Tetap di rumah: Yui percaya bahwa konser online memiliki kelebihannya sendiri, seperti menonton dari kenyamanan kamar Anda dan harga yang wajar. (Courtesy of Yui) (Koleksi Pribadi / Courtesy of Yui)
“Perbedaan terbesar adalah pengalaman dan biayanya,” kata Yu, yang sering menonton konser ini sebagai bagian dari pekerjaannya. “Untuk konser online, untungnya kita tidak perlu kemana-mana, cukup [sit] Di depan layar dan nikmati pestanya. Ini juga sangat terjangkau, terutama jika seseorang membuka layar berbagi – Anda dapat menontonnya hanya dengan membayar sekitar 100.000 rupee [US$6.96]. Anda dapat menonton sambil mengemil dan makan dalam posisi memalukan apa pun yang membuat Anda merasa baik. ”
“Namun, kita tidak bisa [be there and enjoy] Performa tentu saja.

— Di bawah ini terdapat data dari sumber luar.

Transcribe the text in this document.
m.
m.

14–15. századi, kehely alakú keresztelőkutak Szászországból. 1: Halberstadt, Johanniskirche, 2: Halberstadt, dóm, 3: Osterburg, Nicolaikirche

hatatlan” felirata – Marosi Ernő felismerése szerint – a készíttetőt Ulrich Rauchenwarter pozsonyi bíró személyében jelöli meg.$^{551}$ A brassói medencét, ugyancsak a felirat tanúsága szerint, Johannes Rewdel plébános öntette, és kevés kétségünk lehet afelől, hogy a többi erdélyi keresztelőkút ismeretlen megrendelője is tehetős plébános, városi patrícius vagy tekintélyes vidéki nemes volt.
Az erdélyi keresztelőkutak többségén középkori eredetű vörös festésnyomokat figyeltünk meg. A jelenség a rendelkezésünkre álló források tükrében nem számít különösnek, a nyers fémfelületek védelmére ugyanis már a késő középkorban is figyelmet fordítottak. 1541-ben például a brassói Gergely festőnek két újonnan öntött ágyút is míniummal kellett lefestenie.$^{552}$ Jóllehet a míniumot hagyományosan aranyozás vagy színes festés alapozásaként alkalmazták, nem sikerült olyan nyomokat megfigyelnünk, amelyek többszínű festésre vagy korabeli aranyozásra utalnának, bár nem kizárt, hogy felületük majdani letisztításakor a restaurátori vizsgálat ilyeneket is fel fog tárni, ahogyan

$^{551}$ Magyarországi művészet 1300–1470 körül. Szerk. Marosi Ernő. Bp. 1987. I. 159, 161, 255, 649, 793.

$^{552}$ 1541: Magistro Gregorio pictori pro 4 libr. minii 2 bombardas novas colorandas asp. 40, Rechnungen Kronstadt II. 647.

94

Untuk audio konser, terbatas pada apa yang bisa kita dengar menggunakan speaker [and our speakers’ quality]. Kalau mau teriak sambil nyanyi jangan terlalu keras. Jika Anda sudah berteriak [like in a real offline concert]tetangga mengetuk pintu Anda pada detik berikutnya, ”dia tertawa.
Musisi juga punya keluhan. Iqbal, misalnya, mengatakan, “Saat live online show, kami tidak bisa melihat seperti apa penontonnya. Kami tidak tahu apa yang sebenarnya mereka inginkan. Karena itu, tidak ada alternatif yang bisa mengalahkan interaksi langsung. Namun, itu masih yang terbaik yang bisa kita lakukan.” .
“Kurangnya interaksi dengan penonton juga membuat kami merasa terasing,” tambah Nogi.
Noji menganggap konser online itu rumit dan berat sebelah. Dia mengakui bahwa mereka telah membantu banyak pemain industri bertahan, tetapi dia juga percaya bahwa mereka tidak akan benar-benar menggantikan konser offline.
“Kami sedang melakukannya [online performances] “Sesuai kebutuhan,” kata Noji. “Mungkin, saat ini, itu adalah opsi yang lebih layak, tetapi secara pribadi, saya pikir itu tidak akan pernah bisa menggantikan [offline] penawaran”.
ya ampun
“Pemikir jahat. Sarjana musik. Komunikator yang ramah hipster. Penggila bacon. Penggemar internet amatir. Introvert.”